Élagabal, et le choc « passé/présent »

Si Tibère, Caligula et Néron sont les exemples les plus fameux de sexualités impériales « déviantes », le cas d’un empereur méconnu du début du IIIe siècle mérite que l’on s’y penche en détail. Longtemps présenté comme un simple « empereur fou » dans une période troublée, la figure d’Élagabal est aujourd’hui, parfois, présentée comme une impératrice trans, persécutée pour cette raison. La question mérite recontextualisation car si, comme on le verra plus loin, la question de la transidentité impériale ne me paraît pas être assez étayée (je parlerais donc encore de cet empereur au masculin), ce point historiographique peut porter beaucoup de réflexions intéressantes.
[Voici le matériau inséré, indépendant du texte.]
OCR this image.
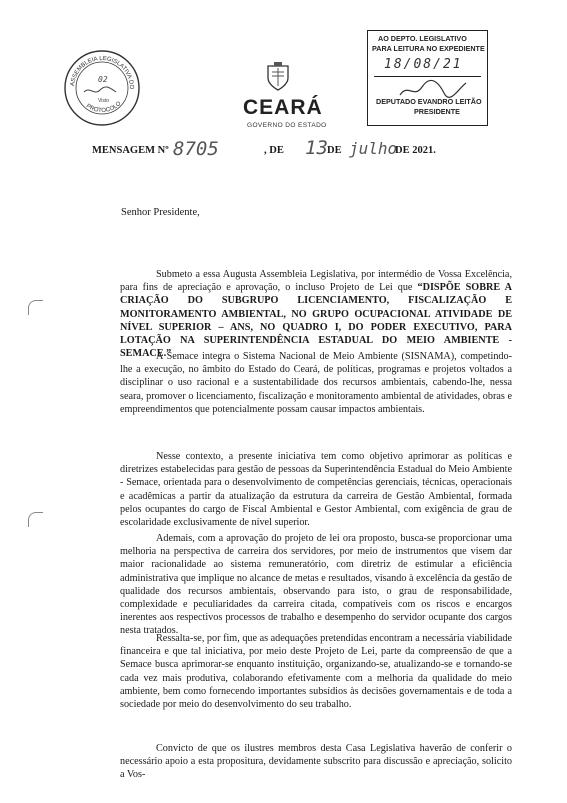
ASSEMBLEIA LEGISLATIVA DO
PROTOCOLO
02
Visto	CEARÁ
GOVERNO DO ESTADO
AO DEPTO. LEGISLATIVO
PARA LEITURA NO EXPEDIENTE
18/08/21
DEPUTADO EVANDRO LEITÃO
PRESIDENTE
MENSAGEM Nº 8705	, DE 13 DE julho
DE 2021.
Senhor Presidente,

Submeto a essa Augusta Assembleia Legislativa, por intermédio de Vossa Excelência, para fins de apreciação e aprovação, o incluso Projeto de Lei que “DISPÕE SOBRE A CRIAÇÃO DO SUBGRUPO LICENCIAMENTO, FISCALIZAÇÃO E MONITORAMENTO AMBIENTAL, NO GRUPO OCUPACIONAL ATIVIDADE DE NÍVEL SUPERIOR – ANS, NO QUADRO I, DO PODER EXECUTIVO, PARA LOTAÇÃO NA SUPERINTENDÊNCIA ESTADUAL DO MEIO AMBIENTE - SEMACE.”

A Semace integra o Sistema Nacional de Meio Ambiente (SISNAMA), competindo-lhe a execução, no âmbito do Estado do Ceará, de políticas, programas e projetos voltados a disciplinar o uso racional e a sustentabilidade dos recursos ambientais, cabendo-lhe, nessa seara, promover o licenciamento, fiscalização e monitoramento ambiental de atividades, obras e empreendimentos que potencialmente possam causar impactos ambientais.

Nesse contexto, a presente iniciativa tem como objetivo aprimorar as políticas e diretrizes estabelecidas para gestão de pessoas da Superintendência Estadual do Meio Ambiente - Semace, orientada para o desenvolvimento de competências gerenciais, técnicas, operacionais e acadêmicas a partir da atualização da estrutura da carreira de Gestão Ambiental, formada pelos ocupantes do cargo de Fiscal Ambiental e Gestor Ambiental, com exigência de grau de escolaridade exclusivamente de nível superior.

Ademais, com a aprovação do projeto de lei ora proposto, busca-se proporcionar uma melhoria na perspectiva de carreira dos servidores, por meio de instrumentos que visem dar maior racionalidade ao sistema remuneratório, com diretriz de estimular a eficiência administrativa que implique no alcance de metas e resultados, visando à excelência da gestão de qualidade dos recursos ambientais, observando para isto, o grau de responsabilidade, complexidade e peculiaridades da carreira citada, compatíveis com os riscos e encargos inerentes aos respectivos processos de trabalho e desempenho do servidor ocupante dos cargos nesta tratados.

Ressalta-se, por fim, que as adequações pretendidas encontram a necessária viabilidade financeira e que tal iniciativa, por meio deste Projeto de Lei, parte da compreensão de que a Semace busca aprimorar-se enquanto instituição, organizando-se, atualizando-se e tornando-se cada vez mais produtiva, colaborando efetivamente com a melhoria da qualidade do meio ambiente, bem como fornecendo importantes subsídios às decisões governamentais e de toda a sociedade por meio do desenvolvimento do seu trabalho.

Convicto de que os ilustres membros desta Casa Legislativa haverão de conferir o necessário apoio a esta propositura, devidamente subscrito para discussão e apreciação, solicito a Vos-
Revenons donc rapidement à ce tournant du IIe au IIIe siècle, qui ouvre une période mal connue de l’Empire, généralement qualifiée de crise (ce qui a l’avantage de ne pas trop s’y pencher en détail). Après les célèbres empereurs de la dynastie antonine (notamment Trajan, Hadrien, Antonin le Pieux et Marc Aurèle), présentés par l’historiographie sénatoriale par de « bons empereurs » respectueux de leurs institutions, l’affaire finit en queue de poisson avec l’assassinat de Commode en 192, suivi par une guerre civile dont sort vainqueur Septime Sévère, notable venu d’Afrique. Le nouvel empereur connaît un règne généralement perçu comme positif, avant de mourir en campagne en Bretagne, en 211. Il laisse alors l’Empire à ses deux fils, Caracalla et Geta, ennemis irréconciliables, et le premier fait rapidement assassiner son cadet. Régnant alors sous le nom de Marcus Aurelius Antoninus (son père l’avait renommé pour renouer avec la dynastie antonine), il passe en 212 le fameux édit de Caracalla élargissant grandement la citoyenneté dans l’Empire, ce qui lui assure un soutien populaire énorme… mais aussi une certaine défiance de la part des notables qui se sentent ainsi dévalués. Parti en campagne contre les Parthes, Caracalla est finalement assassiné en 217 par un soldat mécontent, et remplacé dans la pourpre par son préfet du prétoire, Macrin, qui perd lui aussi rapidement en popularité.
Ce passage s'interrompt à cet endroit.